As South Carolina prepared for its Sept. 25 game at Jordan-Hare Stadium, Newton had started just three games as the Auburn quarterback. In two of them, against the quality defenses of Mississippi State and Clemson, he hadn’t come close to rushing for 100 yards.
“We didn’t have the respect for him as a runner,” said Johnson, South Carolina’s assistant coach in charge of defense. “I was more concerned about him throwing the ball deep.”
And then Newton carried the ball 25 times for 176 yards. It was the first sign that he would become the SEC’s leading rusher.
“We thought we were preparing for JaMarcus Russell,” Johnson said. “We should’ve been preparing for Vince Young.”
South Carolina will have to be prepared for anything and everything in Saturday’s SEC Championship Game rematch with Auburn in the Georgia Dome.
Newton is the first player in SEC history to run for more than 1,000 yards and throw for more than 2,000. He first flashed that balance against the Gamecocks, too, throwing for 158 yards and two touchdowns to add to his 176 rushing yards and three scores on the ground.
“Basically,” Johnson said, “he took the game over.”
Newton had his way that night with an otherwise impressive South Carolina defense.

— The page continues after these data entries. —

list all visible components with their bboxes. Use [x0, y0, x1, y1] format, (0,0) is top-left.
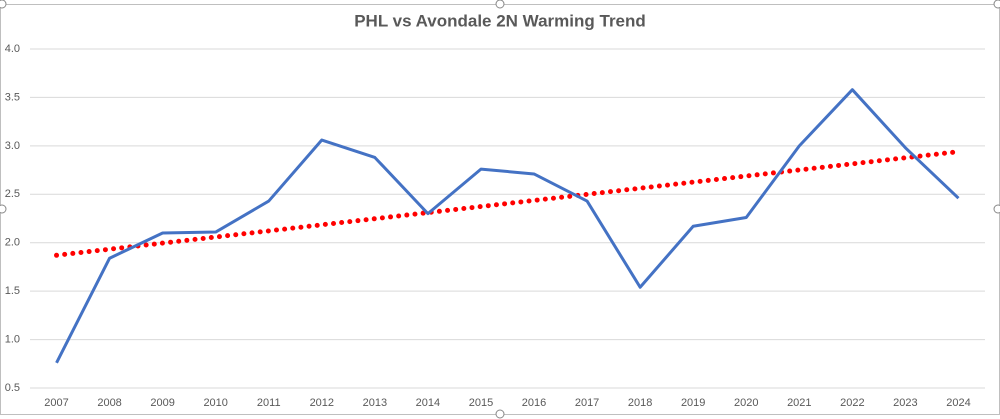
x-tick-label: 2018 — [628, 397, 652, 409]
y-tick-label: 1.5 — [5, 285, 20, 297]
x-tick-label: 2023 — [893, 397, 917, 409]
y-tick-label: 4.0 — [5, 43, 20, 55]
x-tick-label: 2008 — [97, 397, 121, 409]
x-tick-label: 2014 — [416, 397, 440, 409]
x-tick-label: 2019 — [681, 397, 705, 409]
chart-frame — [0, 4, 1000, 415]
y-tick-label: 3.0 — [5, 140, 20, 152]
y-tick-label: 1.0 — [5, 333, 20, 345]
y-tick-label: 0.5 — [5, 382, 20, 394]
x-tick-label: 2016 — [522, 397, 546, 409]
resize-handle[interactable] — [0, 204, 7, 214]
trendline — [54, 149, 961, 258]
x-tick-label: 2015 — [469, 397, 493, 409]
x-tick-label: 2020 — [734, 397, 758, 409]
resize-handle[interactable] — [993, 0, 1000, 9]
data-line — [55, 88, 960, 364]
x-tick-label: 2009 — [150, 397, 174, 409]
x-tick-label: 2010 — [203, 397, 227, 409]
resize-handle[interactable] — [0, 0, 7, 9]
x-tick-label: 2013 — [363, 397, 387, 409]
resize-handle[interactable] — [495, 0, 505, 9]
resize-handle[interactable] — [495, 409, 505, 419]
chart-title: PHL vs Avondale 2N Warming Trend — [354, 11, 646, 30]
y-tick-label: 2.5 — [5, 188, 20, 200]
resize-handle[interactable] — [993, 204, 1000, 214]
y-tick-label: 3.5 — [5, 91, 20, 103]
x-tick-label: 2022 — [840, 397, 864, 409]
x-tick-label: 2012 — [310, 397, 334, 409]
x-tick-label: 2021 — [787, 397, 811, 409]
x-tick-label: 2007 — [44, 397, 68, 409]
x-tick-label: 2011 — [257, 397, 281, 409]
y-tick-label: 2.0 — [5, 237, 20, 249]
x-tick-label: 2017 — [575, 397, 599, 409]
x-tick-label: 2024 — [946, 397, 970, 409]
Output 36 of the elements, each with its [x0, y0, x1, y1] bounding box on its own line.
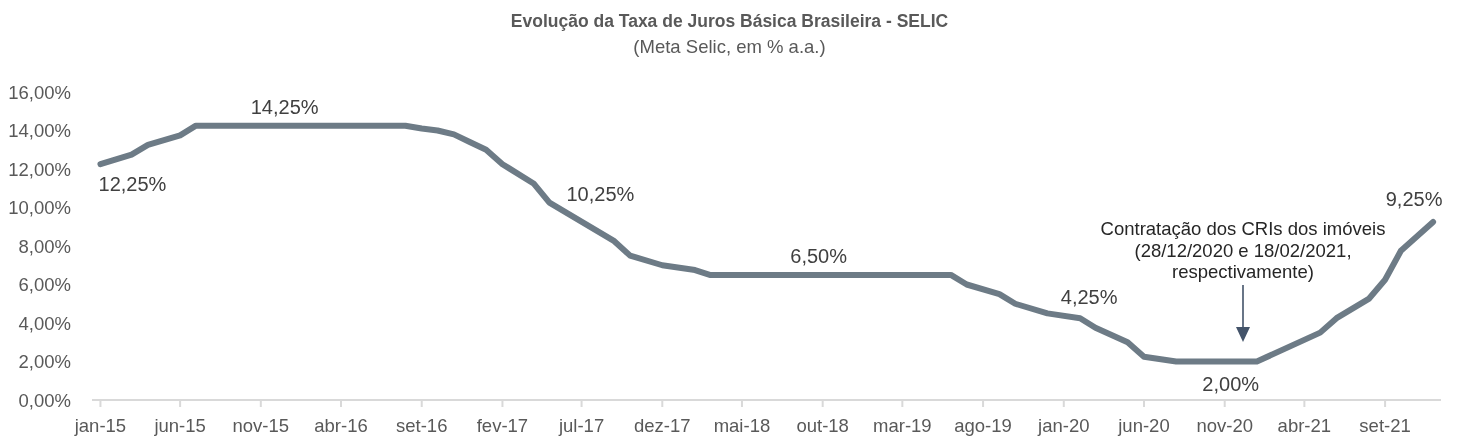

The Gamecocks lead the SEC and rank fifth in the nation in rushing defense. They’re third in the SEC in scoring defense.
They lead the conference and rank third in the country with a school-record 39 sacks. They’ve also scored six defensive touchdowns this season, The school says its records in that category are spotty before 1992, but believes that total is another school record.
There’s a reason that, in the year of the offense in college football, South Carolina has given up 14 points or less in five of its 12 games. As head coach Steve Spurrier has said, “We are in good hands with Ellis Johnson running the defense.”
Johnson is an experienced hand. The 58-year-old has been the defensive coordinator at four different SEC schools: South Carolina, Arkansas, Mississippi State and Alabama.
With the Crimson Tide in 1999, Johnson faced a similar situation to the one staring him in the face this week.
Alabama had beaten Florida, then coached by Spurrier, 40-39 during the regular season and faced a rematch with the explosive Gators in the SEC Championship Game.
The second time around, Johnson’s defense shut down Spurrier’s offense in a 34-7 Alabama romp.
Johnson said the difference in his defense’s performance in the rematch wasn’t a case of cooking up a brand-new scheme but of correcting mistakes.